Лапе надоел весь этот балаган, и он, достав «браунинг» из-за пояса, направил его на бродягу. Прозвучал оглушительный выстрел. Девчушка вскрикнула и закрыла глаза. Бродяга с дыркой во лбу, обливаясь кровью, рухнул назад в темный проход.

«Я слов на ветер не бросаю», – пробормотал себе под нос Лапа. Бродяга действительно мог потом выследить девчонку, и никто бы ему не помешал осуществить задуманное. Выглядел он абсолютным психом. Человеческое существо, деградировавшее до животного уровня, такие способны на чудовищные зверства. Лапа опустил дымящийся пистолет, затем отпихнул девчушку и быстро пошел прочь, однако тут же услышал топот маленьких башмаков у себя за спиной. Бродяжка бежала следом, прижимая к груди грязную куклу, обернутую в тряпье. Он проскочил через проходной двор на соседнюю улицу и несколько раз свернул, стараясь уйти как можно дальше от места убийства. Непостижимым образом маленькая бродяжка снова и снова появлялась сзади, словно приклеенная, и канючила:

– Дяденька, можно я с вами пойду? Я могу любую работу по дому делать: и печь топить, и полы мыть, и дрова таскать!

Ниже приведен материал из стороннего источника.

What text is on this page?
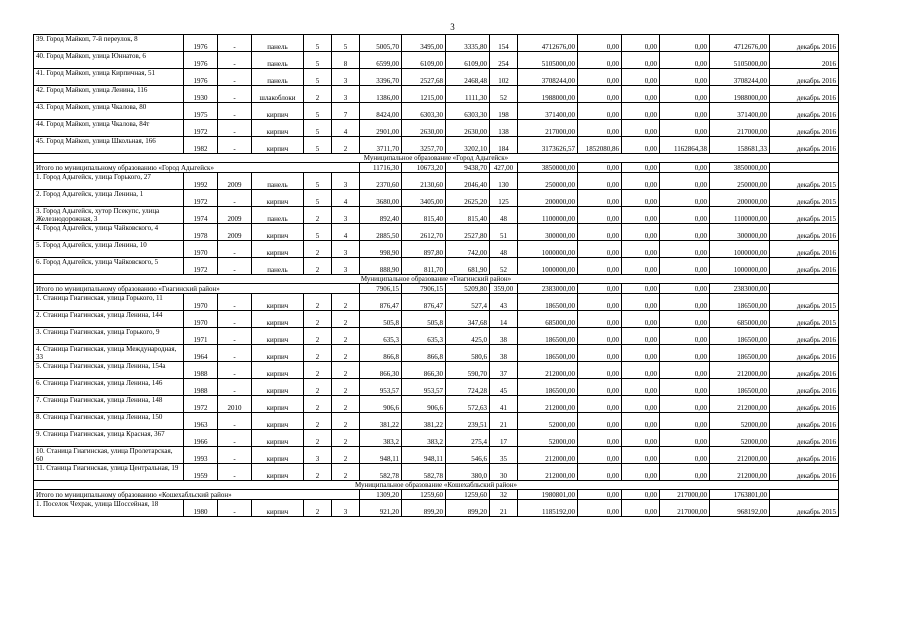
3
39. Город Майкоп, 7-й переулок, 8	1976	-	панель	5	5	5005,70	3495,00	3335,80	154	4712676,00	0,00	0,00	0,00	4712676,00	декабрь 2016
40. Город Майкоп, улица Юннатов, 6	1976	-	панель	5	8	6599,00	6109,00	6109,00	254	5105000,00	0,00	0,00	0,00	5105000,00	2016
41. Город Майкоп, улица Кирпичная, 51	1976	-	панель	5	3	3396,70	2527,68	2468,48	102	3708244,00	0,00	0,00	0,00	3708244,00	декабрь 2016
42. Город Майкоп, улица Ленина, 116	1930	-	шлакоблоки	2	3	1386,00	1215,00	1111,30	52	1988000,00	0,00	0,00	0,00	1988000,00	декабрь 2016
43. Город Майкоп, улица Чкалова, 80	1975	-	кирпич	5	7	8424,00	6303,30	6303,30	198	371400,00	0,00	0,00	0,00	371400,00	декабрь 2016
44. Город Майкоп, улица Чкалова, 84т	1972	-	кирпич	5	4	2901,00	2630,00	2630,00	138	217000,00	0,00	0,00	0,00	217000,00	декабрь 2016
45. Город Майкоп, улица Школьная, 166	1982	-	кирпич	5	2	3711,70	3257,70	3202,10	184	3173626,57	1852080,86	0,00	1162864,38	158681,33	декабрь 2016
Муниципальное образование «Город Адыгейск»															
Итого по муниципальному образованию «Город Адыгейск»						11716,30	10673,20	9438,70	427,00	3850000,00	0,00	0,00	0,00	3850000,00	
1. Город Адыгейск, улица Горького, 27	1992	2009	панель	5	3	2370,60	2130,60	2046,40	130	250000,00	0,00	0,00	0,00	250000,00	декабрь 2015
2. Город Адыгейск, улица Ленина, 1	1972	-	кирпич	5	4	3680,00	3405,00	2625,20	125	200000,00	0,00	0,00	0,00	200000,00	декабрь 2015
3. Город Адыгейск, хутор Псекупс, улица Железнодорожная, 3	1974	2009	панель	2	3	892,40	815,40	815,40	48	1100000,00	0,00	0,00	0,00	1100000,00	декабрь 2015
4. Город Адыгейск, улица Чайковского, 4	1978	2009	кирпич	5	4	2885,50	2612,70	2527,80	51	300000,00	0,00	0,00	0,00	300000,00	декабрь 2016
5. Город Адыгейск, улица Ленина, 10	1970	-	кирпич	2	3	998,90	897,80	742,00	48	1000000,00	0,00	0,00	0,00	1000000,00	декабрь 2016
6. Город Адыгейск, улица Чайковского, 5	1972	-	панель	2	3	888,90	811,70	681,90	52	1000000,00	0,00	0,00	0,00	1000000,00	декабрь 2016
Муниципальное образование «Гиагинский район»															
Итого по муниципальному образованию «Гиагинский район»						7906,15	7906,15	5209,80	359,00	2383000,00	0,00	0,00	0,00	2383000,00	
1. Станица Гиагинская, улица Горького, 11	1970	-	кирпич	2	2	876,47	876,47	527,4	43	186500,00	0,00	0,00	0,00	186500,00	декабрь 2015
2. Станица Гиагинская, улица Ленина, 144	1970	-	кирпич	2	2	505,8	505,8	347,68	14	685000,00	0,00	0,00	0,00	685000,00	декабрь 2015
3. Станица Гиагинская, улица Горького, 9	1971	-	кирпич	2	2	635,3	635,3	425,0	38	186500,00	0,00	0,00	0,00	186500,00	декабрь 2016
4. Станица Гиагинская, улица Международная, 33	1964	-	кирпич	2	2	866,8	866,8	580,6	38	186500,00	0,00	0,00	0,00	186500,00	декабрь 2016
5. Станица Гиагинская, улица Ленина, 154а	1988	-	кирпич	2	2	866,30	866,30	590,70	37	212000,00	0,00	0,00	0,00	212000,00	декабрь 2016
6. Станица Гиагинская, улица Ленина, 146	1988	-	кирпич	2	2	953,57	953,57	724,28	45	186500,00	0,00	0,00	0,00	186500,00	декабрь 2016
7. Станица Гиагинская, улица Ленина, 148	1972	2010	кирпич	2	2	906,6	906,6	572,63	41	212000,00	0,00	0,00	0,00	212000,00	декабрь 2016
8. Станица Гиагинская, улица Ленина, 150	1963	-	кирпич	2	2	381,22	381,22	239,51	21	52000,00	0,00	0,00	0,00	52000,00	декабрь 2016
9. Станица Гиагинская, улица Красная, 367	1966	-	кирпич	2	2	383,2	383,2	275,4	17	52000,00	0,00	0,00	0,00	52000,00	декабрь 2016
10. Станица Гиагинская, улица Пролетарская, 60	1993	-	кирпич	3	2	948,11	948,11	546,6	35	212000,00	0,00	0,00	0,00	212000,00	декабрь 2016
11. Станица Гиагинская, улица Центральная, 19	1959	-	кирпич	2	2	582,78	582,78	380,0	30	212000,00	0,00	0,00	0,00	212000,00	декабрь 2016
Муниципальное образование «Кошехабльский район»															
Итого по муниципальному образованию «Кошехабльский район»						1309,20	1259,60	1259,60	32	1980801,00	0,00	0,00	217000,00	1763801,00	
1. Поселок Чехрак, улица Шоссейная, 18	1980	-	кирпич	2	3	921,20	899,20	899,20	21	1185192,00	0,00	0,00	217000,00	968192,00	декабрь 2015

– Отстань, беги домой, к родителям! – в сердцах рявкнул на нее Лапа.

– У меня никого нет, папку убили красные, а мать тоже весной преставилась, – с жаром заговорила девочка.

– А мне-то что, что у тебя никого нет, – возмущенно фыркнул Лапа, – да таких, как ты, теперь на каждом углу с десяток набрать можно. Катись, к черту! Чего ты ко мне пристала?

– Нет, не прогоняйте меня, – всхлипнула девочка, – вы добрый. Я буду хорошо работать! Я очень сильная. Могу ведро воды, даже два принести…

– Да нет у меня дома, сам шатаюсь туда-сюда, – буркнул Лапа, ускоряя шаг.

Девочка побежала быстрее, тараторя на ходу, как заведенная:

– Мы в скиту далеко в лесу жили, у «лучинковцев». Потом мама заболела, а святая матушка Васса сказала, что лечить ее нельзя, что ее душа нужна Богу, и надо ей помочь уйти из этого мира. Мамку на речку отвели, стали в проруби купать. И она умерла.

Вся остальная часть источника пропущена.